Yes, this is the same sport that caused a fury in Nagano for being crude, juvenile, and riddled with pot-smoking teenaged turnoffs. In 1998, a columnist from the Old Grey Lady -- the New York Times -- compared snowboarding athletes to snow monkeys. But there were more than a few old grey ladies on hand today, and they were "stoked."
"This makes me want to try snowboarding," said Sally Suk, 48, from Montana. "Seeing it live doesn't compare with seeing it on TV."
"We filled the stands," Powers said. "Nagano wasn't close to this big."
Now let's face it: the stodgy old standbys we all watch the Olympics for -- Figure Skating, Hockey and Bobsled -- will be hard-pressed to top what came down the pipe in Park City.
There was music. Real music. Boarders skied and spun to tunes ranging from the Jackson Five to Madonna to Metallica. Plump reporters in the mixed zone could be seen tapping their skeptical feet. Boarder Xaver Hoffman of Germany bobbed his noggin to Outkast. Japan's Takaharu Nakai twisted to Nelly's Ride Wit Me.

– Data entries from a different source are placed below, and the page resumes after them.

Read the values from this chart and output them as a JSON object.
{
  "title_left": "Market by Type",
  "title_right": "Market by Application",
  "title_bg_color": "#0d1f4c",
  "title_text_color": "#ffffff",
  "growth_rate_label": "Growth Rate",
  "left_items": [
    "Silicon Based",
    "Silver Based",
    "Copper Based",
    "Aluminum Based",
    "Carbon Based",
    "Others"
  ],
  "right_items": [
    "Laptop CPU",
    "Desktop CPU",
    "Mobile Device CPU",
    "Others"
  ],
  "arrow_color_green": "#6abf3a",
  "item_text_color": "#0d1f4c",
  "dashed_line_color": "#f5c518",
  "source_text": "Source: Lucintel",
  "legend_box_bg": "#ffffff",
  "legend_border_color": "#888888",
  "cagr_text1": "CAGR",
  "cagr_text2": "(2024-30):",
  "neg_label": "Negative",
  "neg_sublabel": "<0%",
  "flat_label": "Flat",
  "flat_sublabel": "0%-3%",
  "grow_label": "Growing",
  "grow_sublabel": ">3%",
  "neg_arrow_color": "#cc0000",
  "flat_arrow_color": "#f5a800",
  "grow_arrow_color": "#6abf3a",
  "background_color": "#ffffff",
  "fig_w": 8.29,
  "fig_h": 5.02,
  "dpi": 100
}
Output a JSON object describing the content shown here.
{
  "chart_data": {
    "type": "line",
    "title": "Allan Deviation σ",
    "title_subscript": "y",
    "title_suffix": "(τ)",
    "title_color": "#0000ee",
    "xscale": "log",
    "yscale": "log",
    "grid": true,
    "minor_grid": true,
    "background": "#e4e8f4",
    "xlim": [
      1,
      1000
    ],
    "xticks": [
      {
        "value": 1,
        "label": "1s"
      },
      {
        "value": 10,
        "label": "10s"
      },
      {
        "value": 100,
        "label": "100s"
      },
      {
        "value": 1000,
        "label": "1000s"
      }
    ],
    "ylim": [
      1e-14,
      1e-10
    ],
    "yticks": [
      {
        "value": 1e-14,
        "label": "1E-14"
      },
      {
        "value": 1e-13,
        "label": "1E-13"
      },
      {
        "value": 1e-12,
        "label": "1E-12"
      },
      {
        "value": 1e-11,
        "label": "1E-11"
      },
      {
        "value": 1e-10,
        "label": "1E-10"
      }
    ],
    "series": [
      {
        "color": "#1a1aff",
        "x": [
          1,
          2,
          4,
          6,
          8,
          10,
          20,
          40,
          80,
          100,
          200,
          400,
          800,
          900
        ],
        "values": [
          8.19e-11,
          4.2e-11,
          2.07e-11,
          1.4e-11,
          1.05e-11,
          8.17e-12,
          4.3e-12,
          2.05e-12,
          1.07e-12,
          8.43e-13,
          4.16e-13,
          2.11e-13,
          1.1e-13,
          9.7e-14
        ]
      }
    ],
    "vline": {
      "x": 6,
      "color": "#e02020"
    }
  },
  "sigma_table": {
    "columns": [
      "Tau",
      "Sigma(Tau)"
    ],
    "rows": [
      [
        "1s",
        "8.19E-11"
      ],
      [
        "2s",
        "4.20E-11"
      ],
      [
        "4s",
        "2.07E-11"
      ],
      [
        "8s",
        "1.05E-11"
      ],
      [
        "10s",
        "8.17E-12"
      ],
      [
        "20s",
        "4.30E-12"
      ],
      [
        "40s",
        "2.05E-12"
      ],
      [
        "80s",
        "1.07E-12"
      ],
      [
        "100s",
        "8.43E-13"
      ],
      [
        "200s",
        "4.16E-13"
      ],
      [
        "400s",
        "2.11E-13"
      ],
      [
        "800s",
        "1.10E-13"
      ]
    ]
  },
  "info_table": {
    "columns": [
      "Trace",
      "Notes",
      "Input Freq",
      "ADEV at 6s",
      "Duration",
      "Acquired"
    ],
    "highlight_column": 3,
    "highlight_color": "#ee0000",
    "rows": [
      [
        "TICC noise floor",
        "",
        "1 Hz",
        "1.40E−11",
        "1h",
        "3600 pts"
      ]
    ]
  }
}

There were emcees. Gordie and Chris, screaming over the P.A. like Scott Hamilton on Vivarin, unabashedly cheered for every single boarder. When Switzerland's Marcel Hitz finished his mediocre run, he practically got serenaded. "He's so stylish and relaxed," the crowd heard. "That's a feat in itself, Marcel!"

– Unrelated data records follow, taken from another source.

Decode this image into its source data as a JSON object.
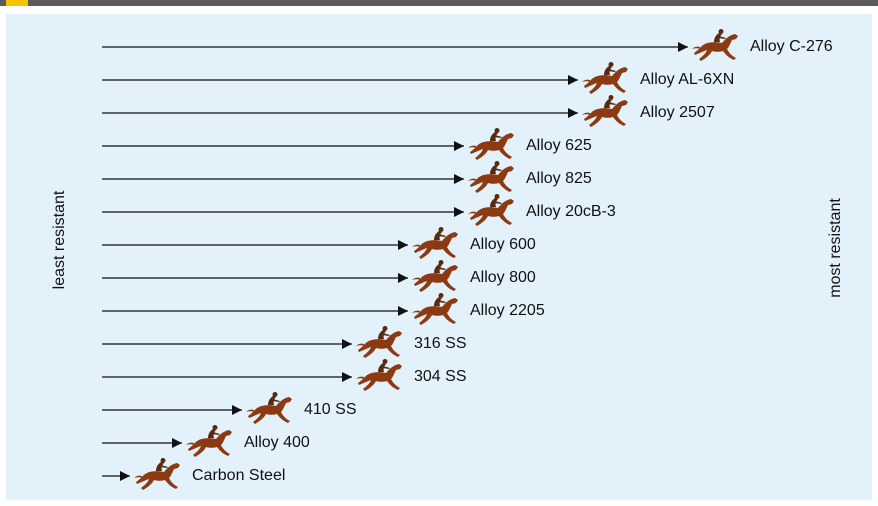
{
  "side_labels": {
    "left": "least resistant",
    "right": "most resistant"
  },
  "items": [
    {
      "label": "Alloy C-276"
    },
    {
      "label": "Alloy AL-6XN"
    },
    {
      "label": "Alloy 2507"
    },
    {
      "label": "Alloy 625"
    },
    {
      "label": "Alloy 825"
    },
    {
      "label": "Alloy 20cB-3"
    },
    {
      "label": "Alloy 600"
    },
    {
      "label": "Alloy 800"
    },
    {
      "label": "Alloy 2205"
    },
    {
      "label": "316 SS"
    },
    {
      "label": "304 SS"
    },
    {
      "label": "410 SS"
    },
    {
      "label": "Alloy 400"
    },
    {
      "label": "Carbon Steel"
    }
  ]
}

There was Heikki Sorsa of Finland. No helmet for him, thanks. The dude won the fans over with his too-def-to-be-Dep spiked Mohawk. Sorsa pulled a crazy front-side inverted 720 and then blew kisses to the gathering. "Lemme hear you say 'Mohawk!'" yelled our emcee, to the crowd's delight. "He's cool," Suk said.
There was Tuomo Ojala, also of Finland. Snotty and stupid? Hardly. The man majors in math. On the way down the mountain today, he was listening to jazz. "Finnish jazz," Ojala said. "Really good Finnish jazz." And after falling nastily in his qualifying run, Ojala laughed with the press about his "bad" run. "It's not that serious," Ojala said. "The weather is so good."

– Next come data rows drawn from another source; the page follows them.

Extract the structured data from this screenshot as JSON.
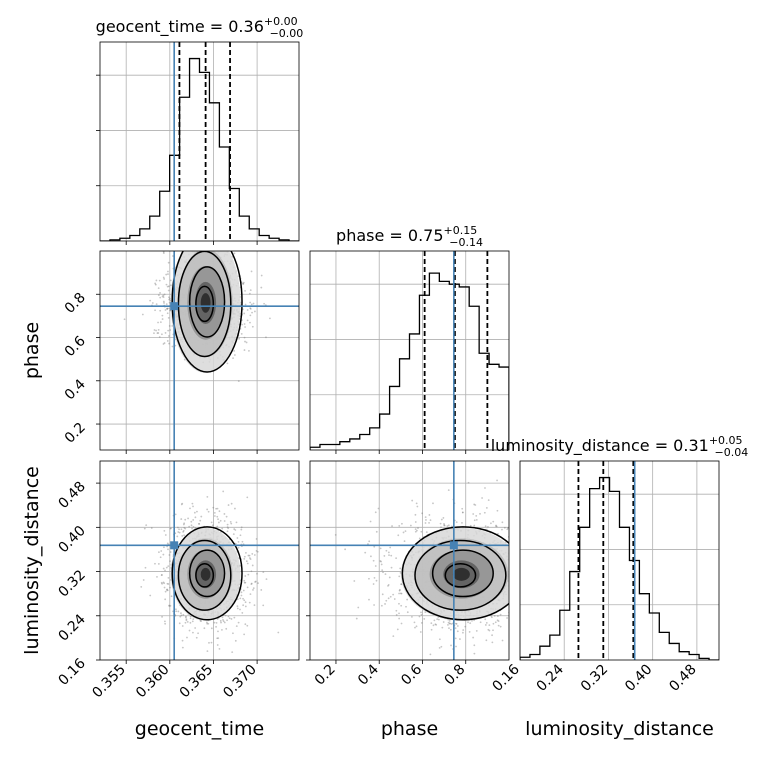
{
  "chart_data": {
    "type": "corner",
    "truth_color": "#4682b4",
    "parameters": [
      {
        "name": "geocent_time",
        "xlabel": "geocent_time",
        "ylabel": "",
        "range": [
          0.352,
          0.3748
        ],
        "ticks": [
          0.355,
          0.36,
          0.365,
          0.37
        ],
        "tick_labels": [
          "0.355",
          "0.360",
          "0.365",
          "0.370"
        ],
        "truth": 0.3605,
        "quantiles": [
          0.3611,
          0.3641,
          0.3669
        ],
        "title": {
          "label": "geocent_time = 0.36",
          "sup": "+0.00",
          "sub": "−0.00"
        },
        "histogram": {
          "bin_edges": [
            0.352,
            0.35314,
            0.35428,
            0.35542,
            0.35656,
            0.3577,
            0.35884,
            0.35998,
            0.36112,
            0.36226,
            0.3634,
            0.36454,
            0.36568,
            0.36682,
            0.36796,
            0.3691,
            0.37024,
            0.37138,
            0.37252,
            0.37366,
            0.3748
          ],
          "counts": [
            0.0,
            0.02,
            0.05,
            0.1,
            0.22,
            0.45,
            0.9,
            1.55,
            2.6,
            3.3,
            3.05,
            2.5,
            1.7,
            0.95,
            0.45,
            0.22,
            0.1,
            0.05,
            0.02,
            0.0
          ],
          "ylim": [
            0,
            3.6
          ]
        }
      },
      {
        "name": "phase",
        "xlabel": "phase",
        "ylabel": "phase",
        "range": [
          0.08,
          1.0
        ],
        "ticks": [
          0.2,
          0.4,
          0.6,
          0.8
        ],
        "tick_labels": [
          "0.2",
          "0.4",
          "0.6",
          "0.8"
        ],
        "truth": 0.745,
        "quantiles": [
          0.61,
          0.75,
          0.9
        ],
        "title": {
          "label": "phase = 0.75",
          "sup": "+0.15",
          "sub": "−0.14"
        },
        "histogram": {
          "bin_edges": [
            0.08,
            0.126,
            0.172,
            0.218,
            0.264,
            0.31,
            0.356,
            0.402,
            0.448,
            0.494,
            0.54,
            0.586,
            0.632,
            0.678,
            0.724,
            0.77,
            0.816,
            0.862,
            0.908,
            0.954,
            1.0
          ],
          "counts": [
            0.05,
            0.1,
            0.1,
            0.15,
            0.2,
            0.28,
            0.4,
            0.65,
            1.15,
            1.65,
            2.1,
            2.8,
            3.2,
            3.05,
            3.0,
            2.95,
            2.6,
            1.75,
            1.55,
            1.5
          ],
          "ylim": [
            0,
            3.6
          ]
        }
      },
      {
        "name": "luminosity_distance",
        "xlabel": "luminosity_distance",
        "ylabel": "luminosity_distance",
        "range": [
          0.16,
          0.52
        ],
        "ticks": [
          0.16,
          0.24,
          0.32,
          0.4,
          0.48
        ],
        "tick_labels": [
          "0.16",
          "0.24",
          "0.32",
          "0.40",
          "0.48"
        ],
        "truth": 0.3675,
        "quantiles": [
          0.2657,
          0.3107,
          0.365
        ],
        "title": {
          "label": "luminosity_distance = 0.31",
          "sup": "+0.05",
          "sub": "−0.04"
        },
        "histogram": {
          "bin_edges": [
            0.16,
            0.178,
            0.196,
            0.214,
            0.232,
            0.25,
            0.268,
            0.286,
            0.304,
            0.322,
            0.34,
            0.358,
            0.376,
            0.394,
            0.412,
            0.43,
            0.448,
            0.466,
            0.484,
            0.502,
            0.52
          ],
          "counts": [
            0.05,
            0.1,
            0.25,
            0.45,
            0.9,
            1.6,
            2.4,
            3.1,
            3.3,
            3.05,
            2.4,
            1.8,
            1.2,
            0.85,
            0.5,
            0.3,
            0.15,
            0.1,
            0.03,
            0.0
          ],
          "ylim": [
            0,
            3.6
          ]
        }
      }
    ],
    "pairs": [
      {
        "x": "geocent_time",
        "y": "phase",
        "center": [
          0.3641,
          0.73
        ],
        "sigma": [
          0.002,
          0.12
        ],
        "upper_extend": true
      },
      {
        "x": "geocent_time",
        "y": "luminosity_distance",
        "center": [
          0.3641,
          0.315
        ],
        "sigma": [
          0.002,
          0.042
        ],
        "upper_extend": false
      },
      {
        "x": "phase",
        "y": "luminosity_distance",
        "center": [
          0.78,
          0.315
        ],
        "sigma": [
          0.14,
          0.042
        ],
        "upper_extend": false
      }
    ]
  }
}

There were wipeouts. Not fall-on-your-sequined-tushy-and-pop-up-with-a-smile wipeouts. Nasty wipeouts. Ass-blasters. Face-plants. And I-can't-bear-to-watch-the-replay crashes that kicked up a blizzard of powder and a chorus of "Oooooh's."
And there were the American medalists. Powers, who celebrated his 23rd birthday Sunday. Kass, with his matching camouflage headphones and boots, and flashy J.J. Thomas showed why snowboarding is America's fastest growing sport.
"Today was just the perfect day," Powers said. "Awesome pipe and everything. My board was really good, the weather, the crowd, it was amazing."
When Thomas got to the bottom of the hill, and AC/DC trailed into a concluding riff, and the rowdy fans finally exhaled, Gordie chimed in from behind the mike: "The best is yet to come!"
Eric Adelson writes for ESPN The Magazine.